To retrieve webhook requests in sGTM, add a Data Client to your sGTM container and create a Client with the type Data Client. Scroll down to the accepted path setting and add a path to which the webhook was sent. We have a detailed guide on how to use webhook in sGTM. Learn more about it by clicking this link

data client configuration

Remember, the preview header changes dynamically. Therefore, removing it from your account after completing your tests is crucial to ensure future requests are visible in the sGTM debugger. If you did not turn off the sGTM Preview header config, stape will automatically turn it off in 30 minutes. 

Monitoring feature

The monitoring feature is helpful for ongoing monitoring of your server GTM container work and the correct excursion of tags. It allows you to set rules that will send email notifications or Slack notifications when the rule is triggered. For example, you can receive a notification when the number of purchases sent in GA4 equals 0. 

Imagine you are checking your Facebook campaign results, and suddenly you discover that despite spending your entire budget, you've recorded zero conversions for several days :(

Often, this is due to an oversight during your site update, like removing a GTM snippet or disrupting the purchase event data layer.

These minor errors can cost an arm and a leg, as they hinder ad optimization and obscure the true ROAS of your campaigns. At Stape, we've experienced these challenges firsthand, so we've introduced a Monitoring feature to help reduce the impact of such issues. It is available to all Stape sGTM hosting users with Business, Enterprise, and Custom plans.

You can create, edit, or delete your container monitoring notifications. To do so, open the sGTM container and click on the Monitoring tab. If you already have some rules configured, you will see the list of rules in this tab, whether they were triggered, the number of times they were detected, and the last detected time. 

monitoring feature by stape

Below is an example of the monitoring rule that sends a notification when GA4 has less than one lead event triggered in the last 12 hours. 

monitoring feature by stape

Monitoring alerts work based on the container logs: 

  1. Access Logs capture all incoming requests to the container. For instance, GA4 requests sent via POST may not fully display in these logs, with details like event names missing. These logs are ideal for monitoring webhooks or tallying total container requests.
  2. Request Logs detail outgoing requests and are exclusive to tags created by Stape. They function only when the tag's configuration enables the 'Always log to console' setting.
  3. Response Logs record the replies received from platforms to which events are dispatched. Like Request Logs, they are specific to Stape-developed tags and require the 'Always log to console' setting to be active.
  4. Other Logs - any additional logs you create, such as those generated using the 'Logger' tag.

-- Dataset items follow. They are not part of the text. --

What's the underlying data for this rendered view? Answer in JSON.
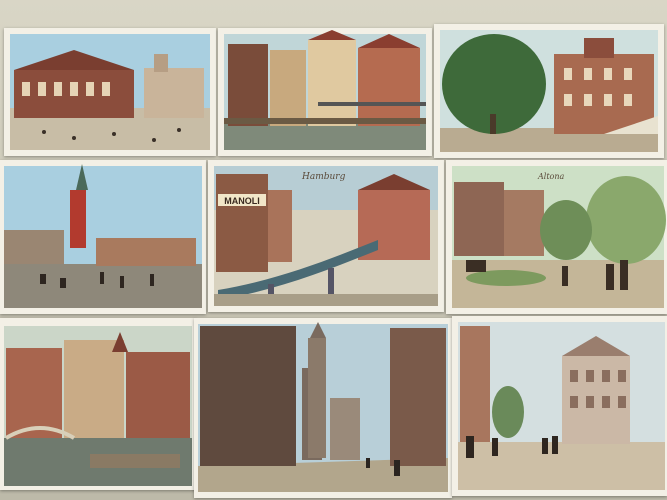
{
  "scene": "Collection of nine vintage Hamburg postcards laid out in a 3x3 grid on a table",
  "postcards": [
    {
      "id": "card-1",
      "subject": "Stadttheater street scene"
    },
    {
      "id": "card-2",
      "subject": "Half-timbered houses by the canal"
    },
    {
      "id": "card-3",
      "subject": "Tree-lined avenue with buildings"
    },
    {
      "id": "card-4",
      "subject": "Harbor square with church spire"
    },
    {
      "id": "card-5",
      "subject": "Elevated railway viaduct",
      "caption": "Hamburg",
      "sign": "MANOLI"
    },
    {
      "id": "card-6",
      "subject": "Altona park promenade",
      "caption": "Altona"
    },
    {
      "id": "card-7",
      "subject": "Canal with houses and bridge"
    },
    {
      "id": "card-8",
      "subject": "Street with town hall tower"
    },
    {
      "id": "card-9",
      "subject": "Busy street with tall building"
    }
  ],
  "colors": {
    "sky": "#9fc6da",
    "brick": "#8a4a3a",
    "paper": "#f3f0e6",
    "street": "#b9ab91"
  }
}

The notification settings include:

  1. Domain: determines whether the rule applies to all container domains or only selected ones.
  2. Frequency: specifies the interval for evaluating conditions.
  3. Criteria: involves configuring specific conditions like event, client, platform, and status code. Alerts are triggered only when all these criteria are met.
  4. Alert Activation: the alert is initiated based on the volume of requests (exceeding or falling short) that align with the defined conditions.

You can find the configuration examples and more information on our feature Monitoring in this article.


To wrap up, knowing how to debug server-side tracking is critical for reliable and accurate data. This guide has shown you tools like the sGTM Debugger, Stape Logs, Logger Tag, Preview Header, and Monitoring.

Each tool helps find and fix tracking errors. Good debugging isn't just about solving problems now; it's about constantly monitoring which data is received and sent to each vendor and checking the setup when data does not look correct. 

We hope this guide has made you more skilled in server-side tagging debugging, making your data gathering solid and meaningful. Keep exploring and let your data lead you to more tremendous success in digital analytics and marketing.